Just how pricey? More than $13,000 for a wardrobe stylist for one night. More than $3,000 for a hairdo and over $800 for a manicure. Nearly $2,000 for flashing cocktail ice cubes. Steve Drellishak, a vice president at Universal Music Group, testified Wednesday that expenses like these are essential to the brand of Perry.
“She always has to be in the most fashionable clothes, the most fashionable makeup,” said Drellishak, who is the first witness to testify after a nine-person jury found that Perry and her “Dark Horse” collaborator improperly copied elements of the 2009 song “Joyful Noise.”

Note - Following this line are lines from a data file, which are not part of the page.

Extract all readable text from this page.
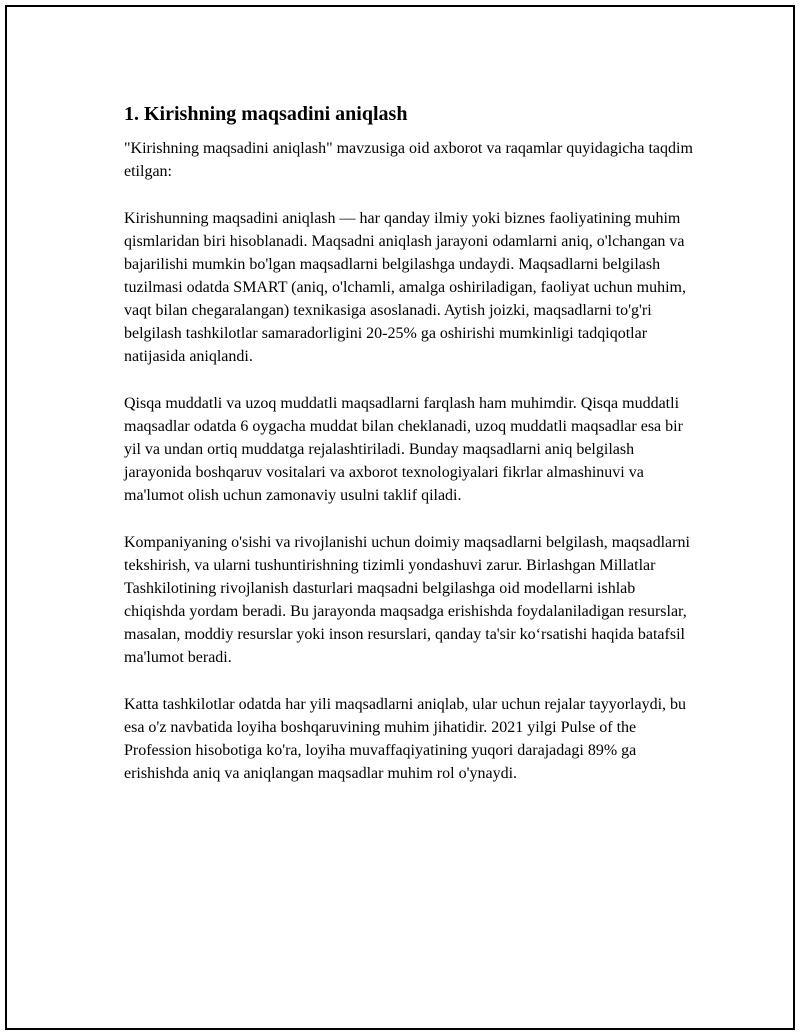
1. Kirishning maqsadini aniqlash

"Kirishning maqsadini aniqlash" mavzusiga oid axborot va raqamlar quyidagicha taqdim etilgan:

Kirishunning maqsadini aniqlash — har qanday ilmiy yoki biznes faoliyatining muhim qismlaridan biri hisoblanadi. Maqsadni aniqlash jarayoni odamlarni aniq, o'lchangan va bajarilishi mumkin bo'lgan maqsadlarni belgilashga undaydi. Maqsadlarni belgilash tuzilmasi odatda SMART (aniq, o'lchamli, amalga oshiriladigan, faoliyat uchun muhim, vaqt bilan chegaralangan) texnikasiga asoslanadi. Aytish joizki, maqsadlarni to'g'ri belgilash tashkilotlar samaradorligini 20-25% ga oshirishi mumkinligi tadqiqotlar natijasida aniqlandi.

Qisqa muddatli va uzoq muddatli maqsadlarni farqlash ham muhimdir. Qisqa muddatli maqsadlar odatda 6 oygacha muddat bilan cheklanadi, uzoq muddatli maqsadlar esa bir yil va undan ortiq muddatga rejalashtiriladi. Bunday maqsadlarni aniq belgilash jarayonida boshqaruv vositalari va axborot texnologiyalari fikrlar almashinuvi va ma'lumot olish uchun zamonaviy usulni taklif qiladi.

Kompaniyaning o'sishi va rivojlanishi uchun doimiy maqsadlarni belgilash, maqsadlarni tekshirish, va ularni tushuntirishning tizimli yondashuvi zarur. Birlashgan Millatlar Tashkilotining rivojlanish dasturlari maqsadni belgilashga oid modellarni ishlab chiqishda yordam beradi. Bu jarayonda maqsadga erishishda foydalaniladigan resurslar, masalan, moddiy resurslar yoki inson resurslari, qanday ta'sir ko‘rsatishi haqida batafsil ma'lumot beradi.

Katta tashkilotlar odatda har yili maqsadlarni aniqlab, ular uchun rejalar tayyorlaydi, bu esa o'z navbatida loyiha boshqaruvining muhim jihatidir. 2021 yilgi Pulse of the Profession hisobotiga ko'ra, loyiha muvaffaqiyatining yuqori darajadagi 89% ga erishishda aniq va aniqlangan maqsadlar muhim rol o'ynaydi.
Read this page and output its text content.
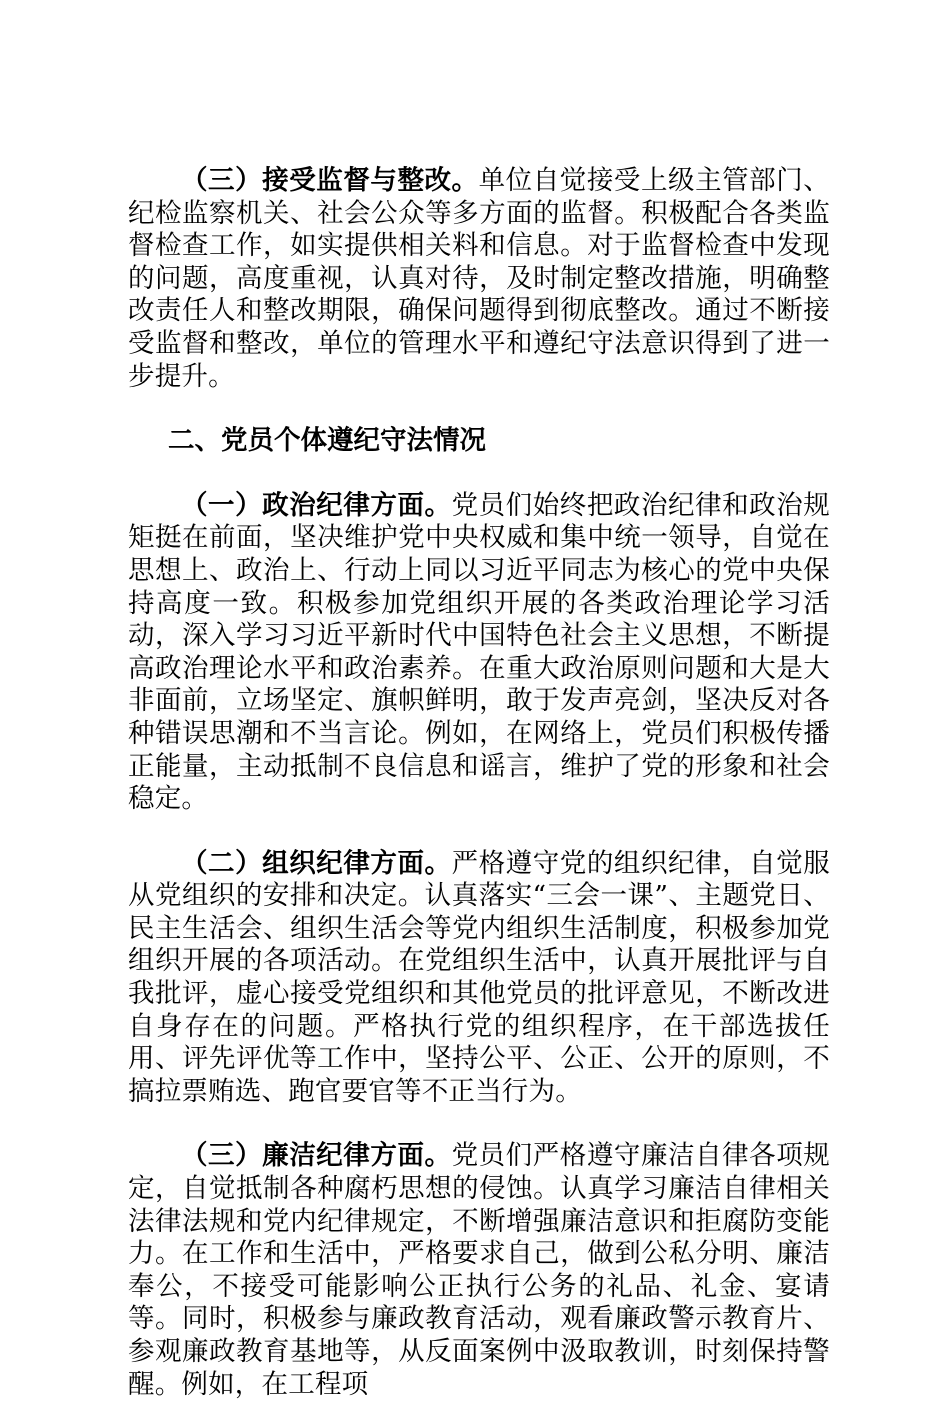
（三）接受监督与整改。单位自觉接受上级主管部门、纪检监察机关、社会公众等多方面的监督。积极配合各类监督检查工作，如实提供相关料和信息。对于监督检查中发现的问题，高度重视，认真对待，及时制定整改措施，明确整改责任人和整改期限，确保问题得到彻底整改。通过不断接受监督和整改，单位的管理水平和遵纪守法意识得到了进一步提升。

二、党员个体遵纪守法情况

（一）政治纪律方面。党员们始终把政治纪律和政治规矩挺在前面，坚决维护党中央权威和集中统一领导，自觉在思想上、政治上、行动上同以习近平同志为核心的党中央保持高度一致。积极参加党组织开展的各类政治理论学习活动，深入学习习近平新时代中国特色社会主义思想，不断提高政治理论水平和政治素养。在重大政治原则问题和大是大非面前，立场坚定、旗帜鲜明，敢于发声亮剑，坚决反对各种错误思潮和不当言论。例如，在网络上，党员们积极传播正能量，主动抵制不良信息和谣言，维护了党的形象和社会稳定。

（二）组织纪律方面。严格遵守党的组织纪律，自觉服从党组织的安排和决定。认真落实“三会一课”、主题党日、民主生活会、组织生活会等党内组织生活制度，积极参加党组织开展的各项活动。在党组织生活中，认真开展批评与自我批评，虚心接受党组织和其他党员的批评意见，不断改进自身存在的问题。严格执行党的组织程序，在干部选拔任用、评先评优等工作中，坚持公平、公正、公开的原则，不搞拉票贿选、跑官要官等不正当行为。

（三）廉洁纪律方面。党员们严格遵守廉洁自律各项规定，自觉抵制各种腐朽思想的侵蚀。认真学习廉洁自律相关法律法规和党内纪律规定，不断增强廉洁意识和拒腐防变能力。在工作和生活中，严格要求自己，做到公私分明、廉洁奉公，不接受可能影响公正执行公务的礼品、礼金、宴请等。同时，积极参与廉政教育活动，观看廉政警示教育片、参观廉政教育基地等，从反面案例中汲取教训，时刻保持警醒。例如，在工程项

“She changes her look a lot,” Drellishak said. “That’s core to what the Katy Perry brand is.” Attorneys for the creators of “Joyful Noise,” a song by plaintiff Marcus Gray who released it under the stage name “Flame,” say Capitol Records received more than $31 million for the “Dark Horse” single and the album and concert DVD on which it appeared. Attorneys for both sides told the jury Tuesday that Perry herself earned $3 million, minus $600,000 in expenses.
An attorney for Capitol Records told jurors Tuesday that expenses trimmed the label’s profits to roughly $650,000. Capitol Records is owned by Universal Music Group. Drellishak said the huge marketing campaign for the album, manufacturing and digital transmission costs, employee salaries and artist royalties are among the expenses that have to be factored in.
The figures used by Capitol and the defense come partly from dividing the earnings of the album it was on, “Prism,” by the number of tracks on the album — 13 in the original edition, 16 in the deluxe edition. But plaintiff’s attorneys have said that as arguably the biggest hit on the album, the share should be bigger.
Those kinds of calculations, and how more generally to separate the money surrounding a single song from the album, artist and company it comes from, could prove a challenge for jurors. They’re likely to get the case Thursday after closing arguments that are scheduled for morning.
Drellishak’s testimony reflected the massive digital shift the music business has undergone in recent decades, a shift that has also given singles precedence over full albums amid the short attention spans spawned by streaming.